Is this book a technology? Of course. It has been many. Some of these technologies are obvious: I am using language, mediated through print (on a paper page, on an e-reader, or perhaps with text-to-speech software) to put a point or two across to achieve some purpose. Some of the technologies are less obvious, such as the book’s structure, its approach to building arguments, the models and theories that the book expounds. It is a soft technology, both to me as the writer and to you as the reader, using skill in your interpretation and judgment as well as creativity in how you assemble it with other things that you know. My version of this technology is worlds removed from yours. What it orchestrates for me, and its uses, are utterly different from what it orchestrates for you and the uses to which you will put it. That is exactly as it should be. It is a rich assembly, orchestrated by many people, most of all by you.
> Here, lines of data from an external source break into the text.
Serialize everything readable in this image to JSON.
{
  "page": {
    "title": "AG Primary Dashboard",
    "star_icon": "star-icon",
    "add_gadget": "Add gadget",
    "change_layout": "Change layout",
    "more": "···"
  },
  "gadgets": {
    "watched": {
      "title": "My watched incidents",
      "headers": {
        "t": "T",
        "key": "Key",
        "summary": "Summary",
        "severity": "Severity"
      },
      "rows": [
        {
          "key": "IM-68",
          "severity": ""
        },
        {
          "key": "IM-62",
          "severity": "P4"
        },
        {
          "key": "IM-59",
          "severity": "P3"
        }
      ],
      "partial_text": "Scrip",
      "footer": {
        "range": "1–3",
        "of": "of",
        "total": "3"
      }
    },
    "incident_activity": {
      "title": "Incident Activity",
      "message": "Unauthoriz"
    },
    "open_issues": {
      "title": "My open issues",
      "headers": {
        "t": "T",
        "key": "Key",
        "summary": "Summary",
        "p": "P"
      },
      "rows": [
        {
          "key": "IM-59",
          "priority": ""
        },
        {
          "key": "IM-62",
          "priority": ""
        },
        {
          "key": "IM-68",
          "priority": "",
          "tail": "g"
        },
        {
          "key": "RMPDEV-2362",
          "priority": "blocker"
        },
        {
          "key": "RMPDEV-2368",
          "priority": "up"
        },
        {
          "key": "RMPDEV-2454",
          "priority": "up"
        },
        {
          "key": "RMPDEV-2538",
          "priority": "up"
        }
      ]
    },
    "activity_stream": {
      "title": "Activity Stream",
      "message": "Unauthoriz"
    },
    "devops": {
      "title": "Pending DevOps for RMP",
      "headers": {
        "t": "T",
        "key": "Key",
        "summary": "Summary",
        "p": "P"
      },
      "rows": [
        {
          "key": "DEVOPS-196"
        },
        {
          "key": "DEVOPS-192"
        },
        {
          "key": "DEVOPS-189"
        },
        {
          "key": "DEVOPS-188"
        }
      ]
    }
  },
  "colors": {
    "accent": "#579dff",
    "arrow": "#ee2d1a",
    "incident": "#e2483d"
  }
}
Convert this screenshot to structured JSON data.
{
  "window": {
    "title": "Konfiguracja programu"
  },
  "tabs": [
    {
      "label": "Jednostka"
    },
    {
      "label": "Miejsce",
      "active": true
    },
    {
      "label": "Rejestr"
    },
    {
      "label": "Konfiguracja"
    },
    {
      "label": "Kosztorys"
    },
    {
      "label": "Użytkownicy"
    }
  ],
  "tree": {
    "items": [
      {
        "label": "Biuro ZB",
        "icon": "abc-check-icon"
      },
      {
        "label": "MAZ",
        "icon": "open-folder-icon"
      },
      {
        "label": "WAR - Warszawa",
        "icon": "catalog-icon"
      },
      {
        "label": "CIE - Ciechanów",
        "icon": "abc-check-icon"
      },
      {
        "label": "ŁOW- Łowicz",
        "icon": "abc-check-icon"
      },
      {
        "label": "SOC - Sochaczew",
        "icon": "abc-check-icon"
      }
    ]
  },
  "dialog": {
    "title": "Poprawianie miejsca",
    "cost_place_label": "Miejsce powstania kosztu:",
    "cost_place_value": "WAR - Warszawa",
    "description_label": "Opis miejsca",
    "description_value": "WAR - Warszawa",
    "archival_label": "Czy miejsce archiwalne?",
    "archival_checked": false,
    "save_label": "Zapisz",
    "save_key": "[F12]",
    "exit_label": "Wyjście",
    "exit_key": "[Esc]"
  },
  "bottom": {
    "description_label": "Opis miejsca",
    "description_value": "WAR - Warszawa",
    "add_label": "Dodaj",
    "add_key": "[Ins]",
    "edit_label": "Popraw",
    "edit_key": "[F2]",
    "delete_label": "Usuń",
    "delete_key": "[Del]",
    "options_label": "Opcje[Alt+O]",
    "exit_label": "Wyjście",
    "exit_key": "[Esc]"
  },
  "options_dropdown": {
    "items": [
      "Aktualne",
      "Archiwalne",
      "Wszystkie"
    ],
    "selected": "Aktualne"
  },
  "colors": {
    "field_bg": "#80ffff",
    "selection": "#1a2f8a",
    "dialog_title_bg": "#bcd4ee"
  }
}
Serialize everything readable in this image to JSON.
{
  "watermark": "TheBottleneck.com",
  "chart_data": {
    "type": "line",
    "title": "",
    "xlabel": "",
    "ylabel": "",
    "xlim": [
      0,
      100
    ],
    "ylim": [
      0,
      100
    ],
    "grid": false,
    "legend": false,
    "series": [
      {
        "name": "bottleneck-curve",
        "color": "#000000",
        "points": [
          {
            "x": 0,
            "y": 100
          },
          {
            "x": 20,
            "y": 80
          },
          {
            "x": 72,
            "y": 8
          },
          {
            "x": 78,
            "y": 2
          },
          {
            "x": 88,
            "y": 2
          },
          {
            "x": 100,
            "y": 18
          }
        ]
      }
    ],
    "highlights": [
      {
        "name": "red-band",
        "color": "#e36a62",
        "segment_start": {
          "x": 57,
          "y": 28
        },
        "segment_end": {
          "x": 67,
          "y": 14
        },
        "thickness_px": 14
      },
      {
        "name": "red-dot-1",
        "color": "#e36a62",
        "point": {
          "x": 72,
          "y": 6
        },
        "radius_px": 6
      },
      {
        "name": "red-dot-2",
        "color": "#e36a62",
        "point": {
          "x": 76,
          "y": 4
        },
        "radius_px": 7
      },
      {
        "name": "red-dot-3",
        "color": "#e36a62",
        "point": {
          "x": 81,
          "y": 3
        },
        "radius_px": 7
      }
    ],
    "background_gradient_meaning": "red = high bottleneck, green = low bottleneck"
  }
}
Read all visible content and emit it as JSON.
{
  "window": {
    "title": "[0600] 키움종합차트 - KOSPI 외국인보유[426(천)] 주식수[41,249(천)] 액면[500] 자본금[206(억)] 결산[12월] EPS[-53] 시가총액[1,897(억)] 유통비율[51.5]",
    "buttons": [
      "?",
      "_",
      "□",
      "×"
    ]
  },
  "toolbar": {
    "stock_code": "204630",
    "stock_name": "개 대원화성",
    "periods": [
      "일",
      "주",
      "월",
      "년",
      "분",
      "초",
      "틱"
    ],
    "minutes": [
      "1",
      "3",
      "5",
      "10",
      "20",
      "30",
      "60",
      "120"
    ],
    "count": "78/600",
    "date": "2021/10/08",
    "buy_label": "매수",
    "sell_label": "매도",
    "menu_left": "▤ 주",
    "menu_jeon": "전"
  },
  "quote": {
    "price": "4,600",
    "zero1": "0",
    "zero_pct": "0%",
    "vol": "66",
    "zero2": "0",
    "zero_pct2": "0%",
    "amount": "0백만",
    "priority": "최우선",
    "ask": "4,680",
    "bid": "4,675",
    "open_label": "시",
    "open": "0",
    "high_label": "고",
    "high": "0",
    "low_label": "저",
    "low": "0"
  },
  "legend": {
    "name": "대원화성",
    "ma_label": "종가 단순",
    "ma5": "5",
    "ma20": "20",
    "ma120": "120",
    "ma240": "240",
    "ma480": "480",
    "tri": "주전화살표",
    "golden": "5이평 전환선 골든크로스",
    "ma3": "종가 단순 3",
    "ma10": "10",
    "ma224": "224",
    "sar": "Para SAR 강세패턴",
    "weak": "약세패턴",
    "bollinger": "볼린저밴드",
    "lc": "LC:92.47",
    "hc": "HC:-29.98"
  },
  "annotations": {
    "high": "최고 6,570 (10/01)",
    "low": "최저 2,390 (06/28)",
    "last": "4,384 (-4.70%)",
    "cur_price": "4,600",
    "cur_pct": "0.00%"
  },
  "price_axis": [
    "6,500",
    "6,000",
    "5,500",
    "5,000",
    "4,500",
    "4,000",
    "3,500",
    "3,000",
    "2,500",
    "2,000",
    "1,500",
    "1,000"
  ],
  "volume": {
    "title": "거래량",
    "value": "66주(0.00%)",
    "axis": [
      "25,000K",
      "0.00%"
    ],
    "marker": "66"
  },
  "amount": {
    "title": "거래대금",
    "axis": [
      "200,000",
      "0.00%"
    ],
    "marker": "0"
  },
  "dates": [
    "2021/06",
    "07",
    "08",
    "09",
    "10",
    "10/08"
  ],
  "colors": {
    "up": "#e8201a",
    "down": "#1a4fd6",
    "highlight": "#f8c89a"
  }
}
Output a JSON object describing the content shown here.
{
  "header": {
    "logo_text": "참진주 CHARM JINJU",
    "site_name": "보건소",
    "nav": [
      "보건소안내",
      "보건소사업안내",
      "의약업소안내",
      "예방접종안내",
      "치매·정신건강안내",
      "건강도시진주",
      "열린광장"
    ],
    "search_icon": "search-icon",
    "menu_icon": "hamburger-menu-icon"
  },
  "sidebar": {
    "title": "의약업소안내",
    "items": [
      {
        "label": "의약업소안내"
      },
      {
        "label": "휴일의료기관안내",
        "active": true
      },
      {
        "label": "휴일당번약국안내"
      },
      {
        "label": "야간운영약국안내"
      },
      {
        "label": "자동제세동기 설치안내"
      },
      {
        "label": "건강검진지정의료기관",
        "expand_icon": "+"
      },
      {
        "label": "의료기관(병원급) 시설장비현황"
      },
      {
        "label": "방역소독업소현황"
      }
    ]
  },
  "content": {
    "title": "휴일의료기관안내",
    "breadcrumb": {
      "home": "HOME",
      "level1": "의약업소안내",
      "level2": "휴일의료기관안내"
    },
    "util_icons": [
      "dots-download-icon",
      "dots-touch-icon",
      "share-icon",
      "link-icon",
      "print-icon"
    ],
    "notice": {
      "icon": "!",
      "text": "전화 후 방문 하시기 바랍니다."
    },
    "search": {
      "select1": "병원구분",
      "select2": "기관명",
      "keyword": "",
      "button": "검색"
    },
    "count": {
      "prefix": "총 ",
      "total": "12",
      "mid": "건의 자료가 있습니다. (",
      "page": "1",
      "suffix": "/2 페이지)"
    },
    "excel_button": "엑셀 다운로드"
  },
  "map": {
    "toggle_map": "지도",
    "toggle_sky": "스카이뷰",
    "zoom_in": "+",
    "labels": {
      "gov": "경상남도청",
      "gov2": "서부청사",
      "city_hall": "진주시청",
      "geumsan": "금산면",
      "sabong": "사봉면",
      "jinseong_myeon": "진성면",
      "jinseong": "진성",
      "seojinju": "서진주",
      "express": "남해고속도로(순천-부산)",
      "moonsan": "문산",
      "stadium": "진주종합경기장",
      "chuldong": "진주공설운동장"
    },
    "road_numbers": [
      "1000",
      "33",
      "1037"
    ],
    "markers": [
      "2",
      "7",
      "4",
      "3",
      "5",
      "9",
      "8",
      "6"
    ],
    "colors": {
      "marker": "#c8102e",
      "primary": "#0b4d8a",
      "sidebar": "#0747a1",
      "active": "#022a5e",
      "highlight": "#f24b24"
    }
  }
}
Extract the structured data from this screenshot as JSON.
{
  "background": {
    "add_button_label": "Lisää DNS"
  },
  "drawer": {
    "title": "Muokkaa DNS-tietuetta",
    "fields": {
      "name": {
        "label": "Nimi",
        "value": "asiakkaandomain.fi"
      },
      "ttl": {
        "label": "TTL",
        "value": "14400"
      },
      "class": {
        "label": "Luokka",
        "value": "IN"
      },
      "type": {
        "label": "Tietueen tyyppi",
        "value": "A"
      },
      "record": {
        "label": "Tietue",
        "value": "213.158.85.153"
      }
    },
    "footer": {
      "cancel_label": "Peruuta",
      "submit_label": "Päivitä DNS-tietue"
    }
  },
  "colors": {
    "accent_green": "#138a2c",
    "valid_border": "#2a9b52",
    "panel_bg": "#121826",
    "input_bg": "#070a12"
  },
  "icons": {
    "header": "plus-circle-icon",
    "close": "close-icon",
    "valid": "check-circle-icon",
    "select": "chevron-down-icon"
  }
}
If this book has helped you, however slightly, to think about what you know and how you have come to know it a little differently, then it has been a successful learning technology. In fact, even if you hold to all of your previous beliefs and this book has challenged you to defend them, then it has worked just fine too. Even if you disagreed with or misunderstood everything that I said, and even if you disliked the way that I presented it, it might still have been an effective learning technology, even though the learning that I hoped for did not come about. But I am not the one who matters the most here. This is layer upon layer of technology, and in some sense, for some technology, it has done what that technology should do. The book has conveyed words that, even if not understood as I intended them to be, even if not accepted, even if rabidly disagreed with, have done something for your learning. You are a different person now from the person you were when you started reading this book because everything that we do changes us. I do not know how it has changed you, but your mind is not the same as it was before, and ultimately the collectives in which you participate will not be the same either. The technology of print production, a spoken word, a pattern of pixels on a screen, or dots on a braille reader has, I hope, enabled you, at least on occasion, to think, criticize, acknowledge, recognize, synthesize, and react in ways that might have some value in consolidating or extending or even changing what you already know. As a result of bits and bytes flowing over an ether from my fingertips to whatever this page might be to you, knowledge (however obscure or counter to my intentions) has been created in the world, and learning has happened. For all the complexities and issues that emerge from that simple fact, one thing is absolutely certain: this is good.